According to Levine, by considering the interests of all the parties in the conflict and agreeing to work toward common goals, a healthy, trusting relationship develops that will increase the likelihood of successful resolution. In each chapter Levine introduces cases from his law and consulting practices that assist the reader in understanding the principles of his model. At the end of each chapter he includes a summary and a set of reflections that ask the reader to apply the principles to their life. I find the reflections segment to be particularly effective. For example, in the chapter entitled, “Principal 2: Creating Partnership,” the first reflection question states, “think of a situation in which you need to create clear agreements with a collaborator.” The meaning of the principles is likely to be more fully embedded if the reader considers the reflections and writes responses to each. Not only will the reader achieve a deeper understanding of the framework, but will also be able to apply the content simultaneously.
The second framework, The Craft of Resolution, puts forth a set of action steps necessary for resolution. Perhaps the most frustrating experience when dealing with conflict is the belief that the other side does not want to cooperate.
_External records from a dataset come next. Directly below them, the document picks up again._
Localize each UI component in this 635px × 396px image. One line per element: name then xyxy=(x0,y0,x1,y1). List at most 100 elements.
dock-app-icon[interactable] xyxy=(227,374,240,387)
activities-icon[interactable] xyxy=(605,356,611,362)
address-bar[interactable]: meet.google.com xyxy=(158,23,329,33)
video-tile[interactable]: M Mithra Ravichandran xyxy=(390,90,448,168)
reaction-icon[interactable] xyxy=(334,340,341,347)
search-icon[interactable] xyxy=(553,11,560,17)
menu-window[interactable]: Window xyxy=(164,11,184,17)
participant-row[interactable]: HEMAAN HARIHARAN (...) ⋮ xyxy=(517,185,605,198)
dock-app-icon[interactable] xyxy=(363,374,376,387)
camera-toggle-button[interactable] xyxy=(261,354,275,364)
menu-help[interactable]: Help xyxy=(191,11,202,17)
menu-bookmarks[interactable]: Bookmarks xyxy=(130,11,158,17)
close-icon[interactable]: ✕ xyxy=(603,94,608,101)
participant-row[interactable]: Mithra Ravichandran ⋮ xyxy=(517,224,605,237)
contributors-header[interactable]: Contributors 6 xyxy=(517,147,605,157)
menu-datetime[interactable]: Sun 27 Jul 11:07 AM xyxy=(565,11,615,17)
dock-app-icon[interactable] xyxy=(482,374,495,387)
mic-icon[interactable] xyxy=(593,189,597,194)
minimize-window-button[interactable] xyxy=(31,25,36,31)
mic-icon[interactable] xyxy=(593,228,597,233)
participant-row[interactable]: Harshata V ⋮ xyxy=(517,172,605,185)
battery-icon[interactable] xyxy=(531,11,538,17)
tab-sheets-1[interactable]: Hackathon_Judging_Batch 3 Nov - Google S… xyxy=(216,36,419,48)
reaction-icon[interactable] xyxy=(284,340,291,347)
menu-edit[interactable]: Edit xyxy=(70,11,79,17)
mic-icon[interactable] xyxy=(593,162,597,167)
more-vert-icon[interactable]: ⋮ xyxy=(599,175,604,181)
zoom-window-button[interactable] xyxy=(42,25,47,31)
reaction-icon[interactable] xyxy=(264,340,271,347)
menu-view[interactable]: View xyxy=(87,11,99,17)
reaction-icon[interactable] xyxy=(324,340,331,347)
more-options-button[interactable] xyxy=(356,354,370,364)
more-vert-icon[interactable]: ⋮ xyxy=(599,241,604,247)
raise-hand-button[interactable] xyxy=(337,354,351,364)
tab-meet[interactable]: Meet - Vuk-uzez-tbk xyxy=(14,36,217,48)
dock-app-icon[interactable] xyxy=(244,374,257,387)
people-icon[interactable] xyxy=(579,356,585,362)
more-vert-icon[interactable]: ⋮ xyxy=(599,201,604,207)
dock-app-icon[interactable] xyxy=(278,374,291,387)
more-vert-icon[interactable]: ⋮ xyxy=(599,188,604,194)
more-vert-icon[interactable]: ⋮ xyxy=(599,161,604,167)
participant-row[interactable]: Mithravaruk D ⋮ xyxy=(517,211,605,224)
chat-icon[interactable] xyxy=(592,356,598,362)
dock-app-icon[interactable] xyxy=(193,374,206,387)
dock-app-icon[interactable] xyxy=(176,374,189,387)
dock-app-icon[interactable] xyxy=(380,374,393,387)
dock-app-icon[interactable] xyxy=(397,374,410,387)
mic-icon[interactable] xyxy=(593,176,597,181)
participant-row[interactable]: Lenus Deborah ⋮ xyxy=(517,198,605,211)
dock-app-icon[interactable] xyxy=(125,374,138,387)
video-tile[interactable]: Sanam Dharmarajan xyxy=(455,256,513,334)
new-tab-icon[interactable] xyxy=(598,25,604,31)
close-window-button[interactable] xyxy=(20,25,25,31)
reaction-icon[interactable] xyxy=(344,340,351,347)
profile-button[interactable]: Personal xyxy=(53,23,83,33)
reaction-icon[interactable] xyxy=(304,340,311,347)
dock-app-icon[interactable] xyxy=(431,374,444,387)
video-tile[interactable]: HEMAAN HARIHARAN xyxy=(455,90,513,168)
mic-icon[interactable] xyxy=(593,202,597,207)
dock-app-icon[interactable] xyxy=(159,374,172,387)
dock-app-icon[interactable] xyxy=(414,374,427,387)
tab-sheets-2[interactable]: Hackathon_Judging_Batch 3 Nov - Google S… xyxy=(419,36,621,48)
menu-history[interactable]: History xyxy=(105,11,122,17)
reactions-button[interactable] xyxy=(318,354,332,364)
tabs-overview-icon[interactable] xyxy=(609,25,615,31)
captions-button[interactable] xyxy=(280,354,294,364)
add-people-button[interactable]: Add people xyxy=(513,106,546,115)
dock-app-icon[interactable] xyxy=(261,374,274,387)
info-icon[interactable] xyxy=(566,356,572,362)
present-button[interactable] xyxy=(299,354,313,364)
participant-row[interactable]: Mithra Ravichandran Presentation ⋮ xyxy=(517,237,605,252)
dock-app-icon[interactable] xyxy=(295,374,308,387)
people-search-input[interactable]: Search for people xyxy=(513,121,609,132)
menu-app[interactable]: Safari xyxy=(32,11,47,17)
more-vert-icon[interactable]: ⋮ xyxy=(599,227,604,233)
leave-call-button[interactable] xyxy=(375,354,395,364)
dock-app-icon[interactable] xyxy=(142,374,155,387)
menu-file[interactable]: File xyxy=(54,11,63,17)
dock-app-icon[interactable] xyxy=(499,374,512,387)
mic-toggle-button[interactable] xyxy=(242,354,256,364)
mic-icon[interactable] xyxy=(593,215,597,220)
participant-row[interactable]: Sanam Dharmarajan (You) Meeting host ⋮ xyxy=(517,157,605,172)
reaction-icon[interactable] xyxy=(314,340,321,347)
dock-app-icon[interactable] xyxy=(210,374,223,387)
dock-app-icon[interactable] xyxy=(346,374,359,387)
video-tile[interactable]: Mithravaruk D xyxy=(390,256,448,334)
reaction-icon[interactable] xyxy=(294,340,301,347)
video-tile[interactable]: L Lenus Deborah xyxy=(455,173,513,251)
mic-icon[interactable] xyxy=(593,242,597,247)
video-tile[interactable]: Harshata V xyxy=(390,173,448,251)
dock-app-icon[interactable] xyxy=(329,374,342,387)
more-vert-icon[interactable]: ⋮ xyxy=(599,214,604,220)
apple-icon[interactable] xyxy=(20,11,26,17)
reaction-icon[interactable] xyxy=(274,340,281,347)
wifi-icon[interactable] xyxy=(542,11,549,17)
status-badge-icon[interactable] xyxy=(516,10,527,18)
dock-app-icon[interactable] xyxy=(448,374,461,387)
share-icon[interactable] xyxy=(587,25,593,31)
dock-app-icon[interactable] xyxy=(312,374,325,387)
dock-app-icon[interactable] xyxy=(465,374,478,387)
Levine takes on this challenge by suggesting that demonstrating the cost of the current situation, describing the potential benefit to all of a creative solution, along with honoring the position and personality of the other(s) may be valuable in reaching a desirable outcome.
Although the book offers valuable lessons when wrestling with conflict, I found it difficult to integrate the two frameworks. The 10 Principals of Resolutionary Thinking and the Craft of Resolution came across as 17 independent steps which, at times, led to confusion. In some cases the examples identified in the chapters appeared to reach simplistic conclusions. However, I would recommend this book particularly for those who view conflict as a win/lose battle.